Chicago’s teachers approve a deal that would send students back to the classroom.

After a nearly two-week pause of in-person instruction, the Chicago Teachers Union said early Wednesday that its members had approved an agreement to reopen classrooms in the country’s third-largest public school system.

More than 20,000 ballots were cast, with 13,681 members voting in favor and 6,585 voting against, the union said.

Under the agreement, prekindergarten and some special education students will return to classrooms on Thursday. Staff in kindergarten through fifth-grade classrooms will return on Feb. 22, and students in those grades will return on March 1. Staff members in sixth- through eighth-grade classrooms will return March 1, and students on March 8.
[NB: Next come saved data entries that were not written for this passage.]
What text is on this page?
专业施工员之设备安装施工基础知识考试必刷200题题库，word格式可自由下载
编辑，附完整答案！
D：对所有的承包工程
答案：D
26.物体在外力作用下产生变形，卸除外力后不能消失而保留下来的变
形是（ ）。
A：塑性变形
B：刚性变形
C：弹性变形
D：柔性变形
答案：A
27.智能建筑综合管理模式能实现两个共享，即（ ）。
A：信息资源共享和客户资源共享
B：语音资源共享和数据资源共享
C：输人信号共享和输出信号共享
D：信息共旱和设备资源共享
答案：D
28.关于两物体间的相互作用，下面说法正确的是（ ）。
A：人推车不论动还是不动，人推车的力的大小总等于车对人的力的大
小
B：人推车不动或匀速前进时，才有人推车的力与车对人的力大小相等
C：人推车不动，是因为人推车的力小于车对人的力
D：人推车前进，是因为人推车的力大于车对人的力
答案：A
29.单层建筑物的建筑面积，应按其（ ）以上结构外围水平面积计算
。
“This plan is not what any of us deserve,” Jesse Sharkey, the president of the Chicago Teachers Union, said in a statement. “This agreement represents where we should have started months ago, not where this has landed.”

“We will protect ourselves by using the school Safety Committees created under this agreement to organize and see that C.P.S. meets safety standards and mitigation protocols,” Mr. Sharkey said. “Safety Committees will enforce this agreement, have access to information and the ability to change unsafe practices in their school.”

Ms. Sharkey criticized Mayor Lori Lightfoot over her handling of the situation and said that union delegates had passed a vote of no confidence in the mayor and school leadership on Monday night.

Ms. Lightfoot, a Democrat, and the union have been locked in one of the most intense disagreements over reopening anywhere in the country. The mayor has argued that the city’s most vulnerable students need the opportunity to return to school in person, while the union condemned the city’s reopening plan as unsafe.